Data format	Raw and analyzed.
Parameters for data collection	Biogas volume and composition, total solids, volatile solids and pH.
Description of data collection	The total and volatile solid contents were calculated by using relevant equations in excel spreadsheet based on the sample data at the following processing steps: weighing, drying, weighing, combusting, and weighing again. The produced biogas in the reactor headspace was collected on a water displacement column resulting in reducing the water height equalled to the amount of measured biogas. The manually recorded biogas volume data were transferred to Microsoft excel spread sheets for analysis and to represent in terms of various other units, i.e., specific yield and daily yield. Furthermore, the data for methane and carbon dioxide contents in biogas were obtained from gas chromatography analysis and treated afterwards in excel spreadsheets.
Data source location	Inoculum City: Trondheim (63.75° N, 11.92° E), Region: North Europe/Scandinavia Country: Norway Cattle manure City: Trondheim (63.67° N, 9.49° E), Region: North Europe/Scandinavia Country: Norway Olive cake City: Birkerød (55.83° N, 12.41° E), Region: North Europe/Scandinavia Country: Denmark
Data accessibility	Repository name: Insight on biogas potential data of cattle manure and olive cake for stimulating investigation on farm and commercial scale production. Data identification number: Mendeley dataset, Mendeley Data, V1, doi: 10.17632/s9xttsg25b.1 Direct URL to data: https://data.mendeley.com/datasets/kd3y4d4kkx/draft?a = 0cb67cef-99df-4596–8eef-799cdd1c8a72

Value of the data

• •The presented data are of extreme importance to the local cattle farm owners in performing preliminary assessment to consider for an investment on a biogas plant. Furthermore, the data facilitate in determining the suitability of olive cake as a supplementary material to a commercial anaerobic digestion plant in Norway.
• •Both local community, farm owners, researchers and business stakeholders will be benefitted by accessing the data, as the demonstrated data will allow to make a quick assessment whether or not anaerobic digestion is a convenient option for treating investigated feedstocks to generate renewable biogas.
• •The current data give insights into biogas production potential of locally available cattle manure and olive cake. In order to enable more comprehensive assessment relevant to commercialization of a biogas plant, these data will lay a strong foundation for the calculation of many basic parameters of R&D interest using which more complex analyses such as economic and advanced experimental activities dealing with multiple and sophisticated parameter measurements can be developed.
• •The presented data can be easily interpreted, exchanged and extracted to strip out basic biogas parameters, which allow comparison with similar data generated through a similar or different methodologies in variable contexts, and thus making them as a valuable R&D reference.

1. Data description

The data presented in this paper include biogas potential, methane composition, total solids (dry matter) and volatile solids analyses of cattle manure (CM) and olive cake (Fig. 1a.), which were obtained from a local cattle farm in Norway (Ørland, Trondheim) and a Danish industry (Combineering A/S, Birkerød, Denmark) respectively.

Fig. 1.

Snapshots of some experimental steps: (a) oven-dried olive cake; (b) incubator with a few reactor bottles; and (c) water displacement apparatus for volumetric biogas measurement.

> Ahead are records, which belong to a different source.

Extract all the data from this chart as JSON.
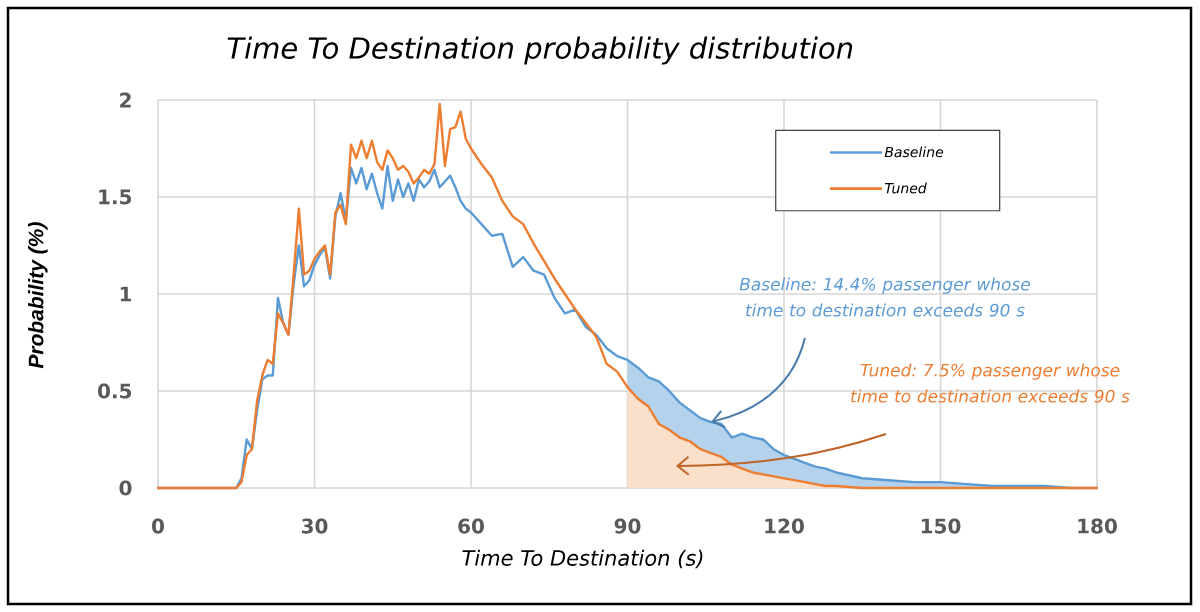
{
  "chart_data": {
    "type": "line",
    "title": "Time To Destination probability distribution",
    "xlabel": "Time To Destination (s)",
    "ylabel": "Probability (%)",
    "x": [
      0,
      15,
      16,
      17,
      18,
      19,
      20,
      21,
      22,
      23,
      24,
      25,
      26,
      27,
      28,
      29,
      30,
      31,
      32,
      33,
      34,
      35,
      36,
      37,
      38,
      39,
      40,
      41,
      42,
      43,
      44,
      45,
      46,
      47,
      48,
      49,
      50,
      51,
      52,
      53,
      54,
      55,
      56,
      57,
      58,
      59,
      60,
      62,
      64,
      66,
      68,
      70,
      72,
      74,
      76,
      78,
      80,
      82,
      84,
      86,
      88,
      90,
      92,
      94,
      96,
      98,
      100,
      102,
      104,
      106,
      108,
      110,
      112,
      114,
      116,
      118,
      120,
      122,
      124,
      126,
      128,
      130,
      135,
      140,
      145,
      150,
      155,
      160,
      165,
      170,
      175,
      180
    ],
    "series": [
      {
        "name": "Baseline",
        "color": "#5b9bd5",
        "values": [
          0,
          0,
          0.05,
          0.25,
          0.2,
          0.4,
          0.56,
          0.58,
          0.58,
          0.98,
          0.85,
          0.79,
          1.05,
          1.25,
          1.04,
          1.07,
          1.15,
          1.2,
          1.24,
          1.08,
          1.4,
          1.52,
          1.38,
          1.65,
          1.57,
          1.65,
          1.54,
          1.62,
          1.52,
          1.44,
          1.66,
          1.48,
          1.59,
          1.5,
          1.57,
          1.48,
          1.59,
          1.55,
          1.58,
          1.64,
          1.55,
          1.58,
          1.61,
          1.55,
          1.48,
          1.44,
          1.42,
          1.36,
          1.3,
          1.31,
          1.14,
          1.19,
          1.12,
          1.1,
          0.98,
          0.9,
          0.92,
          0.83,
          0.79,
          0.72,
          0.68,
          0.66,
          0.62,
          0.57,
          0.55,
          0.5,
          0.44,
          0.4,
          0.36,
          0.34,
          0.33,
          0.26,
          0.28,
          0.26,
          0.25,
          0.2,
          0.17,
          0.15,
          0.13,
          0.11,
          0.1,
          0.08,
          0.05,
          0.04,
          0.03,
          0.03,
          0.02,
          0.01,
          0.01,
          0.01,
          0,
          0
        ],
        "lower": [
          null,
          null,
          null,
          null,
          null,
          null,
          null,
          null,
          null,
          null,
          null,
          null,
          null,
          null,
          null,
          null,
          null,
          null,
          null,
          null,
          null,
          null,
          null,
          null,
          null,
          null,
          null,
          null,
          null,
          null,
          null,
          null,
          null,
          null,
          null,
          null,
          null,
          null,
          null,
          null,
          null,
          null,
          null,
          null,
          null,
          null,
          null,
          null,
          null,
          null,
          null,
          null,
          null,
          null,
          null,
          null,
          null,
          null,
          null,
          null,
          null,
          0.52,
          0.46,
          0.42,
          0.33,
          0.3,
          0.26,
          0.24,
          0.2,
          0.18,
          0.16,
          0.12,
          0.1,
          0.08,
          0.07,
          0.06,
          0.05,
          0.04,
          0.03,
          0.02,
          0.01,
          0.01,
          0,
          0,
          0,
          0,
          0,
          0,
          0,
          0,
          0,
          0
        ],
        "upper": [
          null,
          null,
          null,
          null,
          null,
          null,
          null,
          null,
          null,
          null,
          null,
          null,
          null,
          null,
          null,
          null,
          null,
          null,
          null,
          null,
          null,
          null,
          null,
          null,
          null,
          null,
          null,
          null,
          null,
          null,
          null,
          null,
          null,
          null,
          null,
          null,
          null,
          null,
          null,
          null,
          null,
          null,
          null,
          null,
          null,
          null,
          null,
          null,
          null,
          null,
          null,
          null,
          null,
          null,
          null,
          null,
          null,
          null,
          null,
          null,
          null,
          0.66,
          0.62,
          0.57,
          0.55,
          0.5,
          0.44,
          0.4,
          0.36,
          0.34,
          0.33,
          0.26,
          0.28,
          0.26,
          0.25,
          0.2,
          0.17,
          0.15,
          0.13,
          0.11,
          0.1,
          0.08,
          0.05,
          0.04,
          0.03,
          0.03,
          0.02,
          0.01,
          0.01,
          0.01,
          0,
          0
        ]
      },
      {
        "name": "Tuned",
        "color": "#ed7d31",
        "values": [
          0,
          0,
          0.03,
          0.17,
          0.2,
          0.45,
          0.58,
          0.66,
          0.64,
          0.9,
          0.85,
          0.79,
          1.1,
          1.44,
          1.1,
          1.12,
          1.18,
          1.22,
          1.25,
          1.1,
          1.42,
          1.46,
          1.36,
          1.77,
          1.7,
          1.79,
          1.7,
          1.79,
          1.68,
          1.64,
          1.74,
          1.7,
          1.64,
          1.66,
          1.63,
          1.57,
          1.6,
          1.64,
          1.62,
          1.67,
          1.98,
          1.66,
          1.85,
          1.86,
          1.94,
          1.8,
          1.75,
          1.67,
          1.6,
          1.48,
          1.4,
          1.36,
          1.26,
          1.17,
          1.08,
          1.0,
          0.92,
          0.85,
          0.78,
          0.64,
          0.6,
          0.52,
          0.46,
          0.42,
          0.33,
          0.3,
          0.26,
          0.24,
          0.2,
          0.18,
          0.16,
          0.12,
          0.1,
          0.08,
          0.07,
          0.06,
          0.05,
          0.04,
          0.03,
          0.02,
          0.01,
          0.01,
          0,
          0,
          0,
          0,
          0,
          0,
          0,
          0,
          0,
          0
        ],
        "lower": [
          null,
          null,
          null,
          null,
          null,
          null,
          null,
          null,
          null,
          null,
          null,
          null,
          null,
          null,
          null,
          null,
          null,
          null,
          null,
          null,
          null,
          null,
          null,
          null,
          null,
          null,
          null,
          null,
          null,
          null,
          null,
          null,
          null,
          null,
          null,
          null,
          null,
          null,
          null,
          null,
          null,
          null,
          null,
          null,
          null,
          null,
          null,
          null,
          null,
          null,
          null,
          null,
          null,
          null,
          null,
          null,
          null,
          null,
          null,
          null,
          null,
          0,
          0,
          0,
          0,
          0,
          0,
          0,
          0,
          0,
          0,
          0,
          0,
          0,
          0,
          0,
          0,
          0,
          0,
          0,
          0,
          0,
          0,
          0,
          0,
          0,
          0,
          0,
          0,
          0,
          0,
          0
        ],
        "upper": [
          null,
          null,
          null,
          null,
          null,
          null,
          null,
          null,
          null,
          null,
          null,
          null,
          null,
          null,
          null,
          null,
          null,
          null,
          null,
          null,
          null,
          null,
          null,
          null,
          null,
          null,
          null,
          null,
          null,
          null,
          null,
          null,
          null,
          null,
          null,
          null,
          null,
          null,
          null,
          null,
          null,
          null,
          null,
          null,
          null,
          null,
          null,
          null,
          null,
          null,
          null,
          null,
          null,
          null,
          null,
          null,
          null,
          null,
          null,
          null,
          null,
          0.52,
          0.46,
          0.42,
          0.33,
          0.3,
          0.26,
          0.24,
          0.2,
          0.18,
          0.16,
          0.12,
          0.1,
          0.08,
          0.07,
          0.06,
          0.05,
          0.04,
          0.03,
          0.02,
          0.01,
          0.01,
          0,
          0,
          0,
          0,
          0,
          0,
          0,
          0,
          0,
          0
        ]
      }
    ],
    "xlim": [
      0,
      180
    ],
    "ylim": [
      0,
      2
    ],
    "xticks": [
      0,
      30,
      60,
      90,
      120,
      150,
      180
    ],
    "yticks": [
      0,
      0.5,
      1,
      1.5,
      2
    ],
    "grid": true,
    "legend": "top right",
    "line_style": "solid",
    "annotations": [
      {
        "text": "Baseline: 14.4% passenger whose time to destination exceeds 90 s",
        "x": 106,
        "y": 0.34
      },
      "Tuned: 7.5% passenger whose time to destination exceeds 90 s"
    ]
  }
}
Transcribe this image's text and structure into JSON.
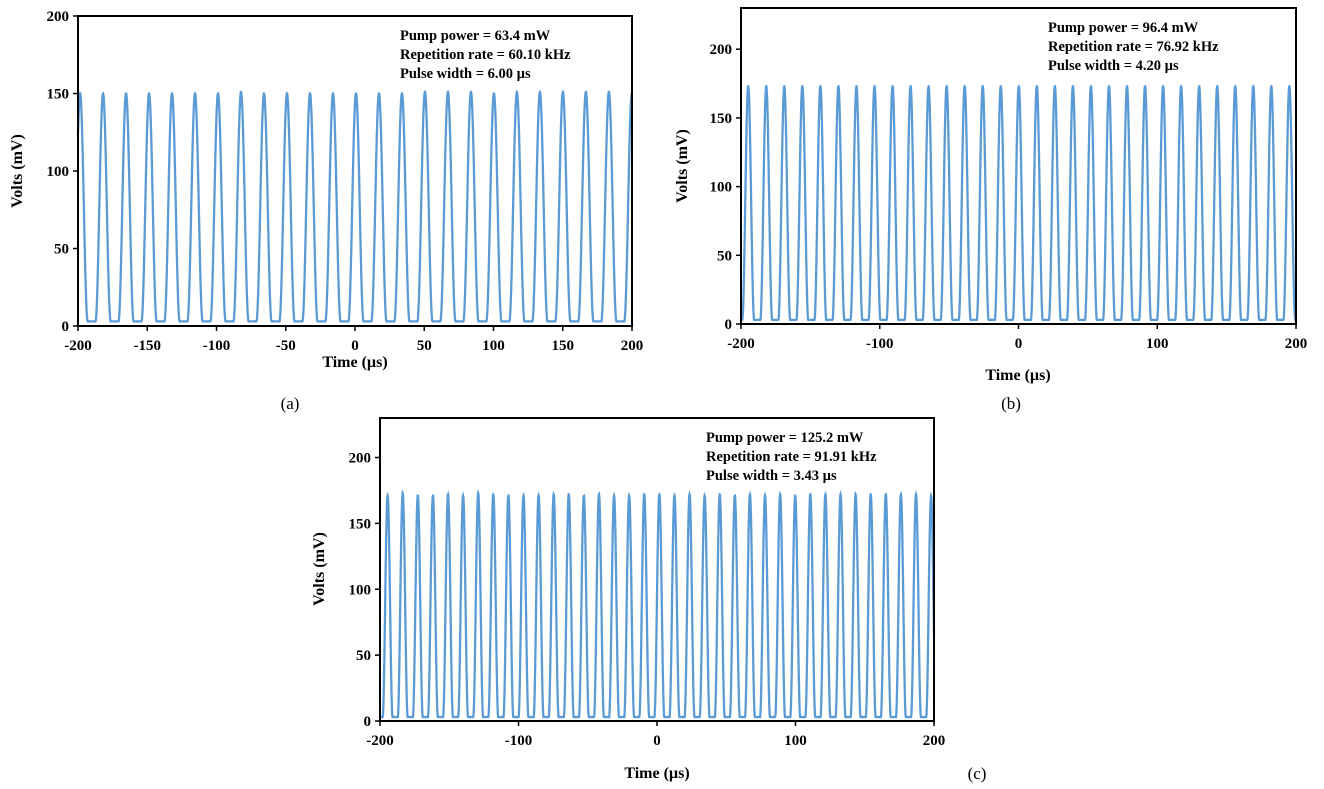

Table 1 outlines the description of the materials and important parameters associated with the data.

Table 1.

Terminologies used in data analysis.

Terms	Descriptions
Inoculum	The organic material containing bacteria used for setting up anaerobic digestion environment.
Substrates	The organic materials used as raw-materials for anaerobic digestion.
Total solids	The total solid component of the substrates and inoculum left after drying.
Volatile solids	The total organic component of the dried substrates and inoculum lost after combustion.
Ash	The inorganic component of the total solids left after combustion.
S:I ratio	The weight ratio between substrate and inoculum.
Anaerobic digestion	The biological degradation of organic substrates at temperature regime suitable to anaerobic microbes' metabolic reactions.
Biogas	The gas produced after series of complex biochemical reactions during anaerobic degradation of substrates.
Cumulative biogas yield	The accumulated total of daily volumetric biogas yield.
Specific biogas yield	The daily volumetric biogas yield per unit mass of total solids or volatile solids.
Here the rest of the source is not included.